BBC Director General Mark Thompson announces his big reorganization for “360-degree, multiplatform content creation,” dismantling walls between broadcast and digital. This is not at all unlike newspaper newsrooms merging with online newsrooms; the media doesn’t define the content anymore. “Much of what we call new media,” Thompson said, “is really present media.”
Note in this chart from the Guardian how future media and technology — Ashley Highfield’s domain — wraps around everything else. Note also how they are not separate blobs for journalism on TV and journalism online. It’s all journalism.
Here‘s how the BBC used to look.
This is a big cultural change for the BBC — and any media organization. Different tribes are being thrown in together and told they’d better get along to survive on the island. So Thompson lectures his staff:
I want to end with a different thought. New structures can be part of the answer but we know that – no matter how pretty they look on the chart! – they can never be a complete solution. Behaviours and values are vital too. Some of the biggest problems we face – the often poor and sometimes really bitter relationships between commissioning and in-house production for instance – are often blamed on structure but actually come down to the way we treat and respect each other and the extent to which we’re prepared to act as partners rather than rivals. In a converging 360 world, this isn’t just a question of being nice, it’s a question of survival. . . .
Now [if] this doesn’t sound like your kind of place, then it’s time for you to decide if the BBC is right for you.
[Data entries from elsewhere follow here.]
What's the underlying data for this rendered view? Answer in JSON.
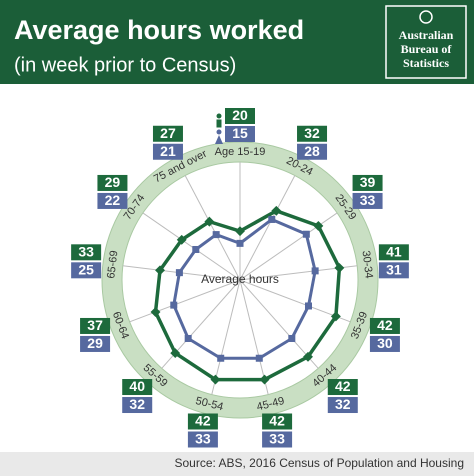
{
  "header": {
    "logo": [
      "Australian",
      "Bureau of",
      "Statistics"
    ]
  },
  "chart_data": {
    "type": "radar",
    "title": "Average hours worked",
    "subtitle": "(in week prior to Census)",
    "center_label": "Average hours",
    "source": "Source: ABS, 2016 Census of Population and Housing",
    "categories": [
      "Age 15-19",
      "20-24",
      "25-29",
      "30-34",
      "35-39",
      "40-44",
      "45-49",
      "50-54",
      "55-59",
      "60-64",
      "65-69",
      "70-74",
      "75 and over"
    ],
    "series": [
      {
        "color": "#1d6a3c",
        "values": [
          20,
          32,
          39,
          41,
          42,
          42,
          42,
          42,
          40,
          37,
          33,
          29,
          27
        ]
      },
      {
        "color": "#56699f",
        "values": [
          15,
          28,
          33,
          31,
          30,
          32,
          33,
          33,
          32,
          29,
          25,
          22,
          21
        ]
      }
    ],
    "rlim": [
      0,
      43
    ]
  }
}
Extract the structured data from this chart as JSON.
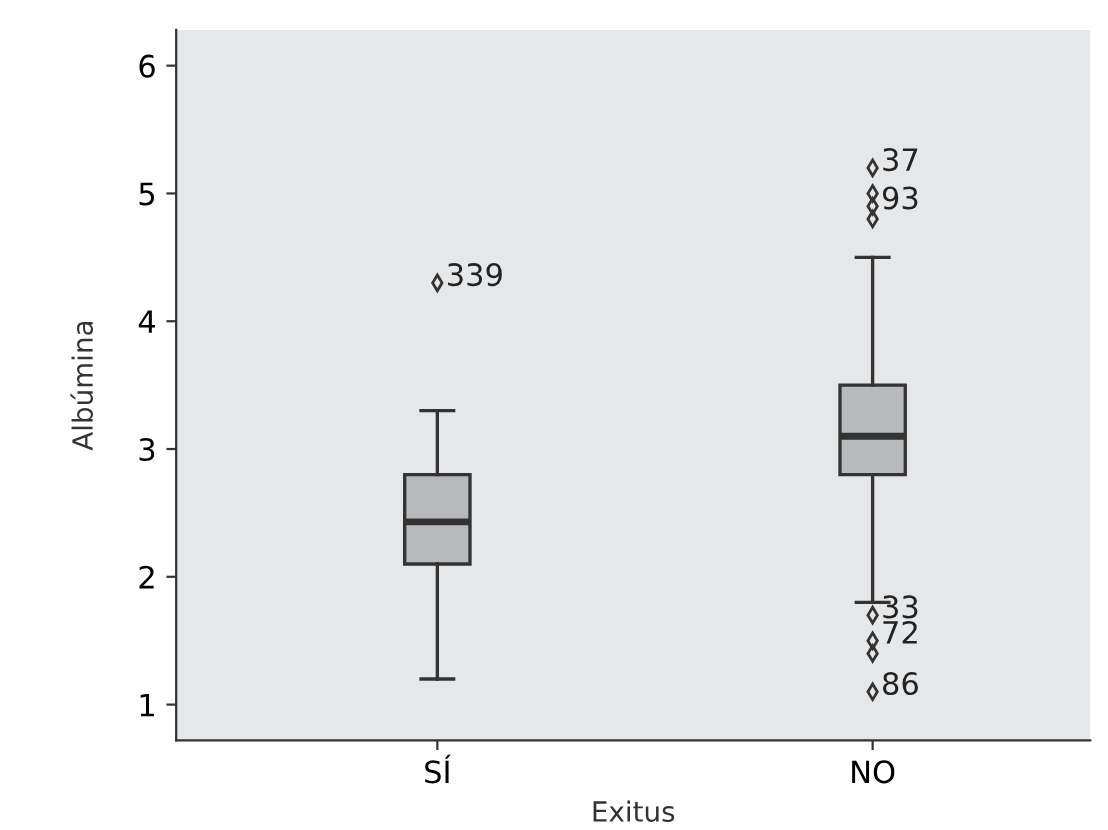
{
  "chart_data": {
    "type": "box",
    "xlabel": "Exitus",
    "ylabel": "Albúmina",
    "categories": [
      "SÍ",
      "NO"
    ],
    "boxes": [
      {
        "low": 1.2,
        "q1": 2.1,
        "median": 2.43,
        "q3": 2.8,
        "high": 3.3
      },
      {
        "low": 1.8,
        "q1": 2.8,
        "median": 3.1,
        "q3": 3.5,
        "high": 4.5
      }
    ],
    "color": "#b8b9bc",
    "ylim": [
      0.72,
      6.28
    ],
    "yticks": [
      1,
      2,
      3,
      4,
      5,
      6
    ],
    "grid": false,
    "series": [
      {
        "type": "scatter",
        "color": "#333333",
        "marker": "diamond",
        "x": [
          "SÍ",
          "NO",
          "NO",
          "NO",
          "NO",
          "NO",
          "NO",
          "NO",
          "NO"
        ],
        "values": [
          4.3,
          5.2,
          5.0,
          4.9,
          4.8,
          1.7,
          1.5,
          1.4,
          1.1
        ]
      }
    ],
    "annotations": [
      {
        "text": "339",
        "x": "SÍ",
        "y": 4.3
      },
      {
        "text": "37",
        "x": "NO",
        "y": 5.2
      },
      {
        "text": "93",
        "x": "NO",
        "y": 4.9
      },
      {
        "text": "33",
        "x": "NO",
        "y": 1.7
      },
      {
        "text": "72",
        "x": "NO",
        "y": 1.5
      },
      {
        "text": "86",
        "x": "NO",
        "y": 1.1
      }
    ]
  }
}
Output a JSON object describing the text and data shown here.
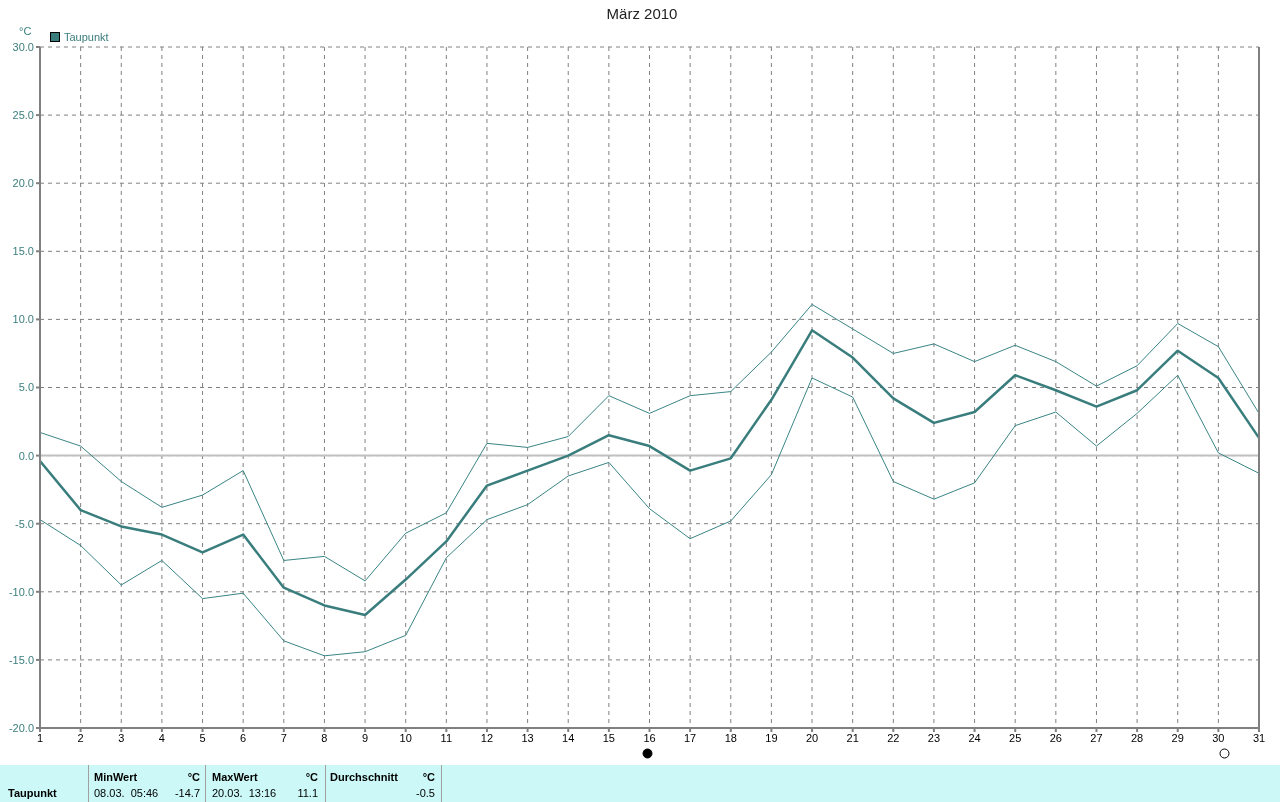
{
  "chart_data": {
    "type": "line",
    "title": "März 2010",
    "ylabel": "°C",
    "x": [
      1,
      2,
      3,
      4,
      5,
      6,
      7,
      8,
      9,
      10,
      11,
      12,
      13,
      14,
      15,
      16,
      17,
      18,
      19,
      20,
      21,
      22,
      23,
      24,
      25,
      26,
      27,
      28,
      29,
      30,
      31
    ],
    "series": [
      {
        "name": "Taupunkt",
        "color": "#3a7d7d",
        "values": [
          -0.4,
          -4.0,
          -5.2,
          -5.8,
          -7.1,
          -5.8,
          -9.7,
          -11.0,
          -11.7,
          -9.1,
          -6.3,
          -2.2,
          -1.1,
          0.0,
          1.5,
          0.7,
          -1.1,
          -0.2,
          4.1,
          9.2,
          7.2,
          4.2,
          2.4,
          3.2,
          5.9,
          4.8,
          3.6,
          4.8,
          7.7,
          5.7,
          1.3
        ]
      },
      {
        "color": "#3a8585",
        "values": [
          1.7,
          0.7,
          -1.9,
          -3.8,
          -2.9,
          -1.1,
          -7.7,
          -7.4,
          -9.2,
          -5.7,
          -4.2,
          0.9,
          0.6,
          1.4,
          4.4,
          3.1,
          4.4,
          4.7,
          7.6,
          11.1,
          9.3,
          7.5,
          8.2,
          6.9,
          8.1,
          6.9,
          5.1,
          6.6,
          9.7,
          8.0,
          3.1
        ]
      },
      {
        "color": "#3a8585",
        "values": [
          -4.7,
          -6.6,
          -9.5,
          -7.7,
          -10.5,
          -10.1,
          -13.6,
          -14.7,
          -14.4,
          -13.2,
          -7.5,
          -4.7,
          -3.6,
          -1.5,
          -0.5,
          -3.9,
          -6.1,
          -4.8,
          -1.4,
          5.7,
          4.3,
          -1.9,
          -3.2,
          -2.0,
          2.2,
          3.2,
          0.7,
          3.1,
          5.9,
          0.2,
          -1.3
        ]
      }
    ],
    "xlim": [
      1,
      31
    ],
    "xticks": [
      1,
      2,
      3,
      4,
      5,
      6,
      7,
      8,
      9,
      10,
      11,
      12,
      13,
      14,
      15,
      16,
      17,
      18,
      19,
      20,
      21,
      22,
      23,
      24,
      25,
      26,
      27,
      28,
      29,
      30,
      31
    ],
    "ylim": [
      -20,
      30
    ],
    "yticks": [
      {
        "value": -20,
        "label": "-20.0"
      },
      {
        "value": -15,
        "label": "-15.0"
      },
      {
        "value": -10,
        "label": "-10.0"
      },
      {
        "value": -5,
        "label": "-5.0"
      },
      {
        "value": 0,
        "label": "0.0"
      },
      {
        "value": 5,
        "label": "5.0"
      },
      {
        "value": 10,
        "label": "10.0"
      },
      {
        "value": 15,
        "label": "15.0"
      },
      {
        "value": 20,
        "label": "20.0"
      },
      {
        "value": 25,
        "label": "25.0"
      },
      {
        "value": 30,
        "label": "30.0"
      }
    ],
    "ref_lines": [
      {
        "axis": "y",
        "value": 0,
        "color": "#c0c0c0"
      }
    ],
    "grid": true,
    "legend": "top left",
    "marker": "none",
    "annotations": [
      "Taupunkt",
      "MinWert",
      "°C",
      "08.03.  05:46",
      "-14.7",
      "MaxWert",
      "°C",
      "20.03.  13:16",
      "11.1",
      "Durchschnitt",
      "°C",
      "-0.5"
    ]
  }
}
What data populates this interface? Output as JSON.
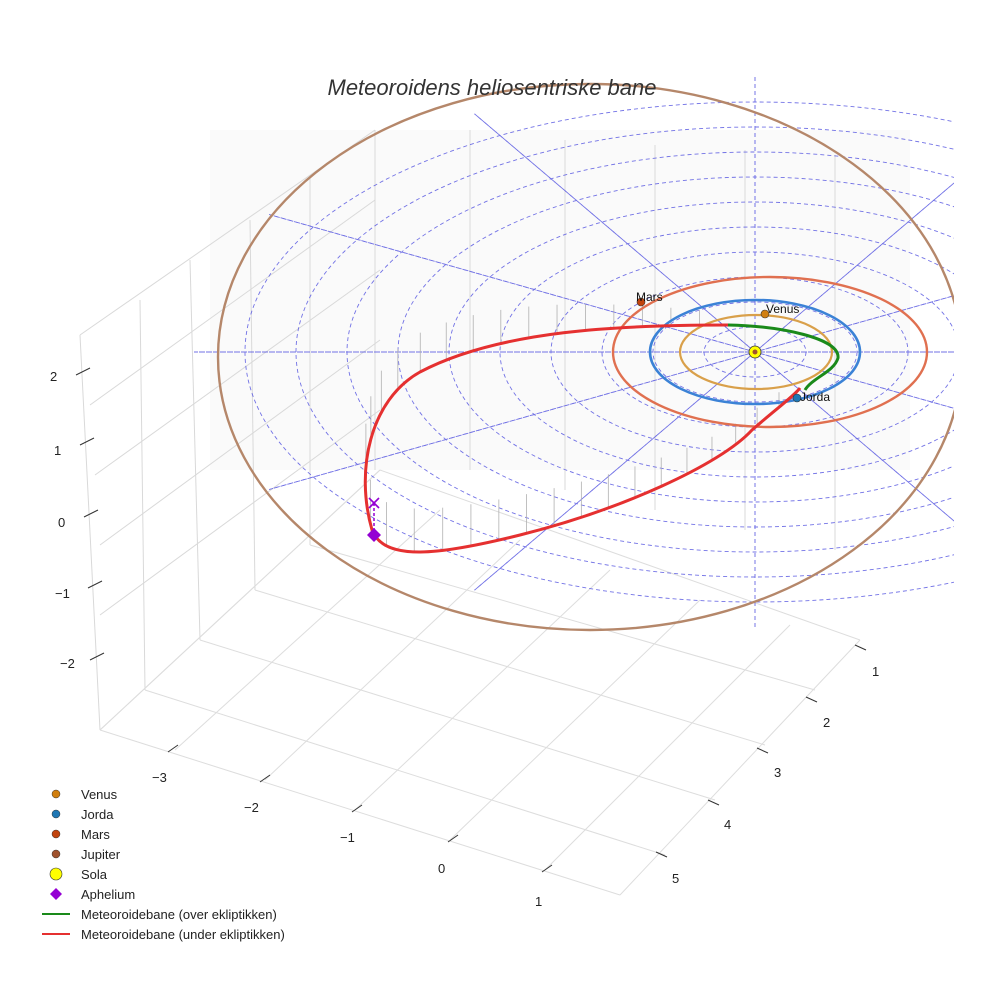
{
  "chart_data": {
    "type": "scatter",
    "projection": "3d",
    "title": "Meteoroidens heliosentriske bane",
    "axes": {
      "x_ticks": [
        "−3",
        "−2",
        "−1",
        "0",
        "1"
      ],
      "y_ticks": [
        "1",
        "2",
        "3",
        "4",
        "5"
      ],
      "z_ticks": [
        "2",
        "1",
        "0",
        "−1",
        "−2"
      ],
      "xlim": [
        -3.6,
        1.6
      ],
      "ylim": [
        0.5,
        5.5
      ],
      "zlim": [
        -2.6,
        2.6
      ]
    },
    "bodies": [
      {
        "name": "Venus",
        "color": "#d17f0f",
        "label": "Venus",
        "orbit_radius_au": 0.72,
        "orbit_color": "#d9a04a"
      },
      {
        "name": "Jorda",
        "color": "#1f77b4",
        "label": "Jorda",
        "orbit_radius_au": 1.0,
        "orbit_color": "#3b82d6"
      },
      {
        "name": "Mars",
        "color": "#c1440e",
        "label": "Mars",
        "orbit_radius_au": 1.52,
        "orbit_color": "#e07050"
      },
      {
        "name": "Jupiter",
        "color": "#a0522d",
        "label": "",
        "orbit_radius_au": 5.2,
        "orbit_color": "#b5876a"
      },
      {
        "name": "Sola",
        "color": "#ffff00"
      }
    ],
    "meteoroid_orbit": {
      "perihelion_au": 0.88,
      "aphelion_au": 3.9,
      "series": [
        {
          "name": "Meteoroidebane (over ekliptikken)",
          "color": "#1a8a1a"
        },
        {
          "name": "Meteoroidebane (under ekliptikken)",
          "color": "#e53030"
        }
      ],
      "aphelion_marker": {
        "name": "Aphelium",
        "color": "#9400d3"
      }
    },
    "ecliptic_grid_rings_au": [
      0.5,
      1,
      1.5,
      2,
      2.5,
      3,
      3.5,
      4,
      4.5,
      5
    ],
    "legend": [
      {
        "label": "Venus",
        "marker": "circle",
        "color": "#d17f0f"
      },
      {
        "label": "Jorda",
        "marker": "circle",
        "color": "#1f77b4"
      },
      {
        "label": "Mars",
        "marker": "circle",
        "color": "#c1440e"
      },
      {
        "label": "Jupiter",
        "marker": "circle",
        "color": "#a0522d"
      },
      {
        "label": "Sola",
        "marker": "circle-large",
        "color": "#ffff00"
      },
      {
        "label": "Aphelium",
        "marker": "diamond",
        "color": "#9400d3"
      },
      {
        "label": "Meteoroidebane (over ekliptikken)",
        "marker": "line",
        "color": "#1a8a1a"
      },
      {
        "label": "Meteoroidebane (under ekliptikken)",
        "marker": "line",
        "color": "#e53030"
      }
    ],
    "legend_position": "bottom-left"
  }
}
People – and I include senior managers and leaders in this – people who ignore the BBC Values and who would rather fight old battles or just sit on their hands won’t prosper anymore. They won’t get bonuses, they won’t get promoted, and if they won’t or can’t change their ways, we’ll ask them to go. Life’s too short and the challenges we face are too big for all of that.
Give that speech in every newspaper in America.
Note that Thompson’s reorganization tackles the inward network. I think the bigger challenge and opportunity is the outward network: the relationship with content and creators elsewhere.
I’m including this in the Guardian column I’m writing now; so more on this later.